Westport artist Neil McCormack opened an exhibition of paintings at the Ennistymon Courthouse Gallery and Studios, County Clare last Saturday evening May 16. The exhibition continues until May 30.

Superficially, Niall McCormack's recent work deals in a familiar visual currency of the most tangible feature of the now-fading Celtic Tiger years: The burgeoning property market and the proliferation of housing units that have become a ubiquitous subtext to the contemporary Irish landscape. McCormack, it seems is presenting as an appositely familiar artistic metaphor. His meticulously rendered structures evoke architectural accuracy, and are effected with painstaking attention to detail. And yet these uniformly windowed housing units and agglomerations lack doors or chimneys - features that would render the structures practical and habitable. Thus the buildings enter the realm of the surreal, ciphers that reflect the artist's own concerns.

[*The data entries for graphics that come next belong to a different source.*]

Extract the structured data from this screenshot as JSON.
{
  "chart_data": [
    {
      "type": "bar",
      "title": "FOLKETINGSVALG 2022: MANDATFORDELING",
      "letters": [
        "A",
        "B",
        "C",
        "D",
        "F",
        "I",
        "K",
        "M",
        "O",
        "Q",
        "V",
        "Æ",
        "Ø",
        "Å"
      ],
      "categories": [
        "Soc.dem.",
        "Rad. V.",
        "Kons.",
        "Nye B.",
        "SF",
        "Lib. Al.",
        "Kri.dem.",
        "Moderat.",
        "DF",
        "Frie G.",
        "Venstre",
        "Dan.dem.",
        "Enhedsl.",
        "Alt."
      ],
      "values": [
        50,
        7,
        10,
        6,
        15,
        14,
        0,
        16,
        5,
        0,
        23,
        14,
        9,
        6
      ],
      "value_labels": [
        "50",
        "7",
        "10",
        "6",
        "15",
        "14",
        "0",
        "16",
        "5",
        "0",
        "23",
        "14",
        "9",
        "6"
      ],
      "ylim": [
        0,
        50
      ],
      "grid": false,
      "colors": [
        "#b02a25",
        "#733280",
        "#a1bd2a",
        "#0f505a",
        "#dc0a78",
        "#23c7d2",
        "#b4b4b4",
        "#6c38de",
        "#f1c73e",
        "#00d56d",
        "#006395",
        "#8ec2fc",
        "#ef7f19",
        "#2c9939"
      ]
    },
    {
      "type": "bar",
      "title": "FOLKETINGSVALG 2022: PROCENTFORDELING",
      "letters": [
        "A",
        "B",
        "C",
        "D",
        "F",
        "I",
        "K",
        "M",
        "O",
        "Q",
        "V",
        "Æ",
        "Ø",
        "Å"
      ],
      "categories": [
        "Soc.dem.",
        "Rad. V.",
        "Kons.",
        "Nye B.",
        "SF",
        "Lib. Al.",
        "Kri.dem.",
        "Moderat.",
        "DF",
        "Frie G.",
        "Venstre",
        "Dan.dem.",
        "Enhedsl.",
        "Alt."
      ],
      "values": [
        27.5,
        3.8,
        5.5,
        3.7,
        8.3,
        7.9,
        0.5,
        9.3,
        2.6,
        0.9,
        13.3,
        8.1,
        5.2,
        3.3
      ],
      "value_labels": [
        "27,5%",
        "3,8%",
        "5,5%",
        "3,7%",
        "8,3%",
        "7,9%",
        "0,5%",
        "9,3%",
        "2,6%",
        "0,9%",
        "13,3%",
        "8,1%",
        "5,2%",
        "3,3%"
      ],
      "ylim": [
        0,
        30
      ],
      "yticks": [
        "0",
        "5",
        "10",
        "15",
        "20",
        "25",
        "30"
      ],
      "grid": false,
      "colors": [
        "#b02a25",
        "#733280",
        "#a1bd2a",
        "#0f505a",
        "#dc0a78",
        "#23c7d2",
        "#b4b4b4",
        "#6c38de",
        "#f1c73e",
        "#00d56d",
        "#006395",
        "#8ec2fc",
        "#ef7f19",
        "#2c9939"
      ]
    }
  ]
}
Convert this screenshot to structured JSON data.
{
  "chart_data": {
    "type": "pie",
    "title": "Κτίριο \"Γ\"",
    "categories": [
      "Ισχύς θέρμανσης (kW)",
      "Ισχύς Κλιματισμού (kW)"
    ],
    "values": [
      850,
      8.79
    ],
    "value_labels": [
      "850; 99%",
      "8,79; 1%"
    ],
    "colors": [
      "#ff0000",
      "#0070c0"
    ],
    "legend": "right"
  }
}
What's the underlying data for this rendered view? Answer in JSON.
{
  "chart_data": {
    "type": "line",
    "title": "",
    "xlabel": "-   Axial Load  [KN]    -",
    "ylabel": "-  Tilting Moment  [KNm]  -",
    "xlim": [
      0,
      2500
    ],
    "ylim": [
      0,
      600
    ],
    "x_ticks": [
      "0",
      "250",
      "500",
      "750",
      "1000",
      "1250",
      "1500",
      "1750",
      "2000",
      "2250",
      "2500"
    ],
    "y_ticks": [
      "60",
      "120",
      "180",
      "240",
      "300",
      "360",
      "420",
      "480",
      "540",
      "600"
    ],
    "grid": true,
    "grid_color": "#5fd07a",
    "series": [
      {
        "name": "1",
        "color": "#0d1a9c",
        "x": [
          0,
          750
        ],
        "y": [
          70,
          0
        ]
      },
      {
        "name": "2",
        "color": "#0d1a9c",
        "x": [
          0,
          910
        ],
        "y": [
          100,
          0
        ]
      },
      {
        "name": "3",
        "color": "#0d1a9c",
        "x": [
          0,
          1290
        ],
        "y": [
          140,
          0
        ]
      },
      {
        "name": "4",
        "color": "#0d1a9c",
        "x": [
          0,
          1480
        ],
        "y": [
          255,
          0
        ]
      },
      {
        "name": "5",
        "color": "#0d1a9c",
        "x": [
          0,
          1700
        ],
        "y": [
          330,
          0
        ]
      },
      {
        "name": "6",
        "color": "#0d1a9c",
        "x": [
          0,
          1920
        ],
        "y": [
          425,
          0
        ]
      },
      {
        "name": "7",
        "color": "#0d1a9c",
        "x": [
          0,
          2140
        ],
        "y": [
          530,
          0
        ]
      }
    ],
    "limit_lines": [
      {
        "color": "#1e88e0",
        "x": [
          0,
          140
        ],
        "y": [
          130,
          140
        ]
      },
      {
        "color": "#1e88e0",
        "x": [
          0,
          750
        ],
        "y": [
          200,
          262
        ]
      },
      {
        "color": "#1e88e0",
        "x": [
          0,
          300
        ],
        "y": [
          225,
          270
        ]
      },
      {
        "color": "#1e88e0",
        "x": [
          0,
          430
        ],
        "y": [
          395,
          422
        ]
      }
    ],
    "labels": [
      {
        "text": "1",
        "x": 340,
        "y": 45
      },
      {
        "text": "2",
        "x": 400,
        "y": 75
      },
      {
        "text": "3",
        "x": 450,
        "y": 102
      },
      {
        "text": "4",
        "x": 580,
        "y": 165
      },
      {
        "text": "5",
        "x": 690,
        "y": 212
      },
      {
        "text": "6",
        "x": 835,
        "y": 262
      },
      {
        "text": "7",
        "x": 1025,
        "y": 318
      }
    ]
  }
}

The faceless uniformity of McCormack's houses creates a sense of disquiet and foreboding, of soullessness. It speaks of isolation and the contradictions of living together but being apart - a house not as the clichéed home but rather as an instrument of separation, of incarceration, even. The long, hard shadows cast hint at the melancholic urban landscapes of de Chirico or Sironi. The houses are located within an amorphous landscape of contours and horizons devoid of many features that would impart a sense of authentic, gritty reality: Even the silhouettes of Croagh Patrick and Clew Bay (the geography of the artist's own experience ) exist as schematic notes: Context uncontextualised.